A study recently published in Arthritis Care & Research concluded that there are differences in the outcomes of patients with childhood-onset systemic lupus erythematosus (SLE) and adult-onset SLE, which provides important prognostic information about long-term SLE disease activity and treatment.1
SLE affects 10 times as many women as men and typically develops in people in their twenties and thirties. In 2005, the prevalence of SLE was estimated at between 161,000 and 322,000, with 15% to 20% of SLE patients diagnosed during childhood, age 18 years and under. Although short-term survival rates for childhood-onset SLE have improved dramatically over the last several decades, for unknown reasons, a significant percentage of childhood-onset SLE patients still die prematurely.

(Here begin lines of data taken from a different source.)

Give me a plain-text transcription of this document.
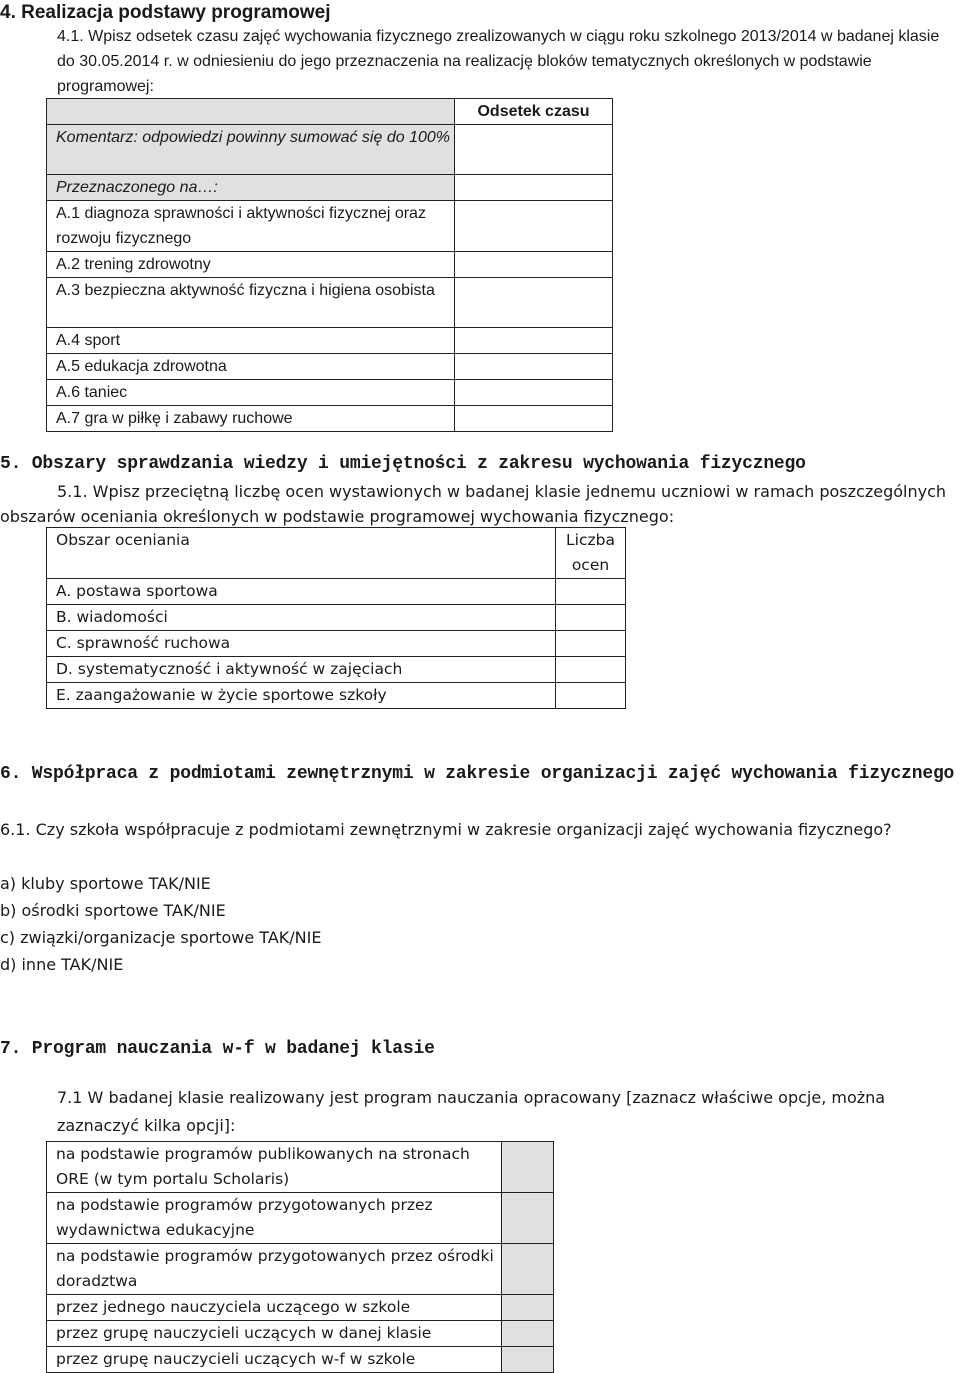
4. Realizacja podstawy programowej
4.1. Wpisz odsetek czasu zajęć wychowania fizycznego zrealizowanych w ciągu roku szkolnego 2013/2014 w badanej klasie do 30.05.2014 r. w odniesieniu do jego przeznaczenia na realizację bloków tematycznych określonych w podstawie programowej:
	Odsetek czasu
Komentarz: odpowiedzi powinny sumować się do 100%	
Przeznaczonego na…:	
A.1 diagnoza sprawności i aktywności fizycznej oraz rozwoju fizycznego	
A.2 trening zdrowotny	
A.3 bezpieczna aktywność fizyczna i higiena osobista	
A.4 sport	
A.5 edukacja zdrowotna	
A.6 taniec	
A.7 gra w piłkę i zabawy ruchowe	
5. Obszary sprawdzania wiedzy i umiejętności z zakresu wychowania fizycznego
5.1. Wpisz przeciętną liczbę ocen wystawionych w badanej klasie jednemu uczniowi w ramach poszczególnych obszarów oceniania określonych w podstawie programowej wychowania fizycznego:
Obszar oceniania	Liczba ocen
A. postawa sportowa	
B. wiadomości	
C. sprawność ruchowa	
D. systematyczność i aktywność w zajęciach	
E. zaangażowanie w życie sportowe szkoły	
6. Współpraca z podmiotami zewnętrznymi w zakresie organizacji zajęć wychowania fizycznego
6.1. Czy szkoła współpracuje z podmiotami zewnętrznymi w zakresie organizacji zajęć wychowania fizycznego?
a) kluby sportowe TAK/NIE
b) ośrodki sportowe TAK/NIE
c) związki/organizacje sportowe TAK/NIE
d) inne TAK/NIE
7. Program nauczania w-f w badanej klasie
7.1 W badanej klasie realizowany jest program nauczania opracowany [zaznacz właściwe opcje, można zaznaczyć kilka opcji]:
na podstawie programów publikowanych na stronach ORE (w tym portalu Scholaris)	
na podstawie programów przygotowanych przez wydawnictwa edukacyjne	
na podstawie programów przygotowanych przez ośrodki doradztwa	
przez jednego nauczyciela uczącego w szkole	
przez grupę nauczycieli uczących w danej klasie	
przez grupę nauczycieli uczących w-f w szkole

The researchers used data derived from the University of California’s Lupus Outcomes Study—an observational study of 885 adult subjects with SLE, 90 of whom had childhood-onset SLE. They gathered baseline and one-year follow-up data through telephone interviews conducted between 2002 and 2006. Using self-report data on differences in organ involvement and disease morbidity, current disease status and activity, past and current medication use, and number of physician visits, they then compared the data based on age at diagnosis with SLE.
Among the researchers on the project was Aimee O. Hersh, MD, a recent recipient of the ACR Research and Education Foundation (REF) Physician Scientist Development Award. When Dr. Hersh and her colleagues set out to compare the differences in long-term outcomes between adults with childhood-onset SLE and adults with adult-onset SLE, the hope was that their findings would eventually help clinicians design interventions to improve outcomes for patients with childhood-onset SLE.
“We found that patients with childhood-onset SLE were more likely to have renal disease, which was expected. But we also found that there were similar outcomes with other co-morbidities, like clotting disorders, seizures, and myocardial infarction,” explains Dr. Hersh.
The researchers also found that at follow-up, patients with childhood-onset SLE were more likely to be taking steroids and other immunosuppressive therapies and reported a higher number of nephrology visits than the patients with adult-onset SLE. “This study provides prognostic information on co-morbidities that had not been studied before,” says Dr. Hersh. “As a pediatric rheumatologist taking care of these patients, I’m asked ‘Will I have to take these medications forever?’ so studies like these are important so that we can educate our patients about future outcomes and so we can discuss the practical interventions to prevent these other co-morbidities.”